Friday, April 22, 2011

Life is funny

A few hours ago I had one of the worst experiences of my life, hands down. It's a nice day out today, so the kids were playing outside, and H. was taking his pull-up off as often as he could. Having gone through this before, I knew that eventually I would come outside to find him without pants and with feces all over his butt because he had defecated in his pull-up and then taken it off. And soon enough that's exactly what happened.
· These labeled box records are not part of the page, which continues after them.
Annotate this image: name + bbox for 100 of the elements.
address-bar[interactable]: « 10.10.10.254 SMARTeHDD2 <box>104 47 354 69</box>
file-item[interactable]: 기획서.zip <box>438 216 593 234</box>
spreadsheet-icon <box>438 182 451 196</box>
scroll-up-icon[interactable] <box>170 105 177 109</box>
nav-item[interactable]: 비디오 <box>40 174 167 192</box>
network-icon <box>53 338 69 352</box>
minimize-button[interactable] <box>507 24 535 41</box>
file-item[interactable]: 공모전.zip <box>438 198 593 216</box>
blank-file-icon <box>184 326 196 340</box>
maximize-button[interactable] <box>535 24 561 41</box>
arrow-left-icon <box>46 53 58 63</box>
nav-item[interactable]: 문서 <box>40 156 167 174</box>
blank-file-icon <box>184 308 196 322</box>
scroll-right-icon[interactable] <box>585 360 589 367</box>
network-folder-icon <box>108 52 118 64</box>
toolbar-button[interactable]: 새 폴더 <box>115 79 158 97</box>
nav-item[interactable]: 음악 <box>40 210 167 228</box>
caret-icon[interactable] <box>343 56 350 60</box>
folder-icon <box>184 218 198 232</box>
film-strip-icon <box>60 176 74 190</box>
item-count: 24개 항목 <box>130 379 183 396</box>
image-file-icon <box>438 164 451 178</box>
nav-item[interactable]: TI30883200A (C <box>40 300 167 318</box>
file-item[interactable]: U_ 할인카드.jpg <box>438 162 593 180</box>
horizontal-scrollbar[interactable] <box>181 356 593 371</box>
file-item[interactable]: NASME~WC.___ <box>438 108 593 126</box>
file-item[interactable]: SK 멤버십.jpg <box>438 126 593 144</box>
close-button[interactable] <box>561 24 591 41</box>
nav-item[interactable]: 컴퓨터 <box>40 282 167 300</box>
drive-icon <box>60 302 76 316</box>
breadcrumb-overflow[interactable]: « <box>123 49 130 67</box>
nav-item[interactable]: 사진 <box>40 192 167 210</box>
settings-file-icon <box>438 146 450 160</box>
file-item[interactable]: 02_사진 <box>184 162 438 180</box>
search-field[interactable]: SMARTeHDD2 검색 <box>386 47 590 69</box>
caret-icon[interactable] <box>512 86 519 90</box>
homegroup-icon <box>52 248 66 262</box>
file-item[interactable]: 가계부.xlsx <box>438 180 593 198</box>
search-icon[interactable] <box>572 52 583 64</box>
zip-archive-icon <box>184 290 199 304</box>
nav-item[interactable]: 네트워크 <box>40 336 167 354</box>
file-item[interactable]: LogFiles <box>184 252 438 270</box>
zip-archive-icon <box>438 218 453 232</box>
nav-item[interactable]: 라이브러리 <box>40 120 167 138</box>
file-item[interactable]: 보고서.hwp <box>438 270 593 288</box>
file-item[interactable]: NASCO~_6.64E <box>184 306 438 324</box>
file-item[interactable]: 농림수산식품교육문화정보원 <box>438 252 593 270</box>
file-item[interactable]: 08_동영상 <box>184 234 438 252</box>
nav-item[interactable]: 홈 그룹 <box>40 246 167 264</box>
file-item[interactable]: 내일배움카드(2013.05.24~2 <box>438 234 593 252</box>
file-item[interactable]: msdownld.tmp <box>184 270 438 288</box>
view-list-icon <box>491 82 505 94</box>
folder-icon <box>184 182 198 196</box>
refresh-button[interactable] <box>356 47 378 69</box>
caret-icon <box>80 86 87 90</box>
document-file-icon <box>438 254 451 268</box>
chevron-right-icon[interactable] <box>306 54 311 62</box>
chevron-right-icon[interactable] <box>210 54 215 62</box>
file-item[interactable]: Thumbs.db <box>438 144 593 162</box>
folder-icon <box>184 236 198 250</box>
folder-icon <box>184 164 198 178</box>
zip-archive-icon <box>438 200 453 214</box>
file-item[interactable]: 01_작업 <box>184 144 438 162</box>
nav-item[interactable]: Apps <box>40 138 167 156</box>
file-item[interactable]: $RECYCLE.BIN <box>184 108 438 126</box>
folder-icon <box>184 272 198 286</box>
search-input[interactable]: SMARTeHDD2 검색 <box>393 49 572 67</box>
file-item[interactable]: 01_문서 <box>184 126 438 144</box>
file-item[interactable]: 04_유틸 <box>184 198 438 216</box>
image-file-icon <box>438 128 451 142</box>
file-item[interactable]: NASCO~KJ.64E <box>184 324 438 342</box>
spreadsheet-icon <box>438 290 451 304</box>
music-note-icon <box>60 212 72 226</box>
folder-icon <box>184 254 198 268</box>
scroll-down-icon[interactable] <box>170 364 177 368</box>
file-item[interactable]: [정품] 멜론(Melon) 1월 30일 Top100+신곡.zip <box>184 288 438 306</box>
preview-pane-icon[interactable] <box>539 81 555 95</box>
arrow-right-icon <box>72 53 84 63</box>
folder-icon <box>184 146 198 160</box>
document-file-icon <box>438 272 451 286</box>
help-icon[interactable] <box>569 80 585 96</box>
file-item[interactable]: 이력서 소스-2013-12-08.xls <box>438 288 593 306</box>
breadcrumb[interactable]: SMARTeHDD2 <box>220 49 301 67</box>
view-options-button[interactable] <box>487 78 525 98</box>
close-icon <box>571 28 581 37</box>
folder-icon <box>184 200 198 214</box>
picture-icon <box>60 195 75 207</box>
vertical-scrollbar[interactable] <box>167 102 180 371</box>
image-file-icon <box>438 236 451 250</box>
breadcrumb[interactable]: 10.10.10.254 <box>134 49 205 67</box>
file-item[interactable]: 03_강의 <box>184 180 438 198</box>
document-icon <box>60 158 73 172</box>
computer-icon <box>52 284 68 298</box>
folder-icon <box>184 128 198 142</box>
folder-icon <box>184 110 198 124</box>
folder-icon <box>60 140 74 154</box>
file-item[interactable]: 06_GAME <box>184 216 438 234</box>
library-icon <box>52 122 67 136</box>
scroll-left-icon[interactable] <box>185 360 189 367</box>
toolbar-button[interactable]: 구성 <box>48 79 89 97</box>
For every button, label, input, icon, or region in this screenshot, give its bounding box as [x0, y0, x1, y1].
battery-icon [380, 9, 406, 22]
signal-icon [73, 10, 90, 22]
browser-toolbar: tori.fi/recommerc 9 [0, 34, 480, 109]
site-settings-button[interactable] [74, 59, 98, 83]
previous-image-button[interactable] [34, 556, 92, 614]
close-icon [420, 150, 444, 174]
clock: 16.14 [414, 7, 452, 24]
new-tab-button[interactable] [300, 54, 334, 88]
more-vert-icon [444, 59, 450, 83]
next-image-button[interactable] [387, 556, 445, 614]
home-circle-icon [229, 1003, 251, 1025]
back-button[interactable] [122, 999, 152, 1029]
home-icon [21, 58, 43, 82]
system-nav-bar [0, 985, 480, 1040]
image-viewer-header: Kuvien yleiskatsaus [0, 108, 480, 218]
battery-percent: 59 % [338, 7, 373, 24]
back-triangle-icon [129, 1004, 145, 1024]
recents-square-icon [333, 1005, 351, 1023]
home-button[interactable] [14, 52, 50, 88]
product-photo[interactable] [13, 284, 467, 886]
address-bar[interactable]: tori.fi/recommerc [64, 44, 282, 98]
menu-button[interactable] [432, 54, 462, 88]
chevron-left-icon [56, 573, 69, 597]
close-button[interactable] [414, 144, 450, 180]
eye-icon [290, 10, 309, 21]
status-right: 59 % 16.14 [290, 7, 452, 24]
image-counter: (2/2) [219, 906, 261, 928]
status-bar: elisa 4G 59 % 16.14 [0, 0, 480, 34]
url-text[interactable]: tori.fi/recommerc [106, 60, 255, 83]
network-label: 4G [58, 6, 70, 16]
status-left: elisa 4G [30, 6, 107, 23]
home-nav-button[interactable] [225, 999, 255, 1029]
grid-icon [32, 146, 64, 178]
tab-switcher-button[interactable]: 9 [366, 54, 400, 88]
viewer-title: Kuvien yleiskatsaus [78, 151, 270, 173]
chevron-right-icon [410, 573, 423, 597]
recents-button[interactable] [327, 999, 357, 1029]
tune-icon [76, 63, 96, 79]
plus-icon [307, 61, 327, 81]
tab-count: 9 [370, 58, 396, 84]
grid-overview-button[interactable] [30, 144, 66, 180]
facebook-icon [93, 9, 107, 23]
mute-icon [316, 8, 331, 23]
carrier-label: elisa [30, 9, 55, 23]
Usually, after I find the poop-filled discarded diaper, I lay H. down and clean off his butt with wipes, or attempt to clean him off while he is standing. And even when he's feeling silly and giggly, he allows me to clean him up.

Not today.

Today we had a knock-down drag-out wrestling match to get him to lay down in the grass so that I could clean his butt. I tried to sit on his torso to keep him still, a tactic I have used before, but today he wrenched himself loose several times. Eventually--and I don't know how else to put it--I had to attack him, throw him to the ground, and straddle him so that I could do something I do every day. Wipe shit off his ass.

Of course, he was terrified and screaming by the time we were finished. I told him, "I'm sorry that I scared you. And I'm sorry that I pushed you down and sat on you." After a pause, I said. "But I'm not sorry that I cleaned your bottom." He was OK after a few minutes and let me help him into a clean pull-up.

I went inside and changed my pants, because I was pretty sure I had gotten crap on them. I washed up, took some deep breaths, and decided we would run some errands that involved a lot of driving and not a lot of getting in and out of the car.

Once we got home, all of us were feeling a lot more calm. As I sat on the deck watching the kids, I thought to myself, "I would say I feel exhausted, but I feel like I have exhausted exhausted." Then I remembered the conversation Mike and I had last night after another insane dinner. "We handle this incredibly well," he said, and I agreed.

Just then I looked down at my foot, and I noticed this:
Yes, that's a big smear of shit on my ankle. I'd been walking around with it for hours. And that proves my point. It's also proves that life is funny.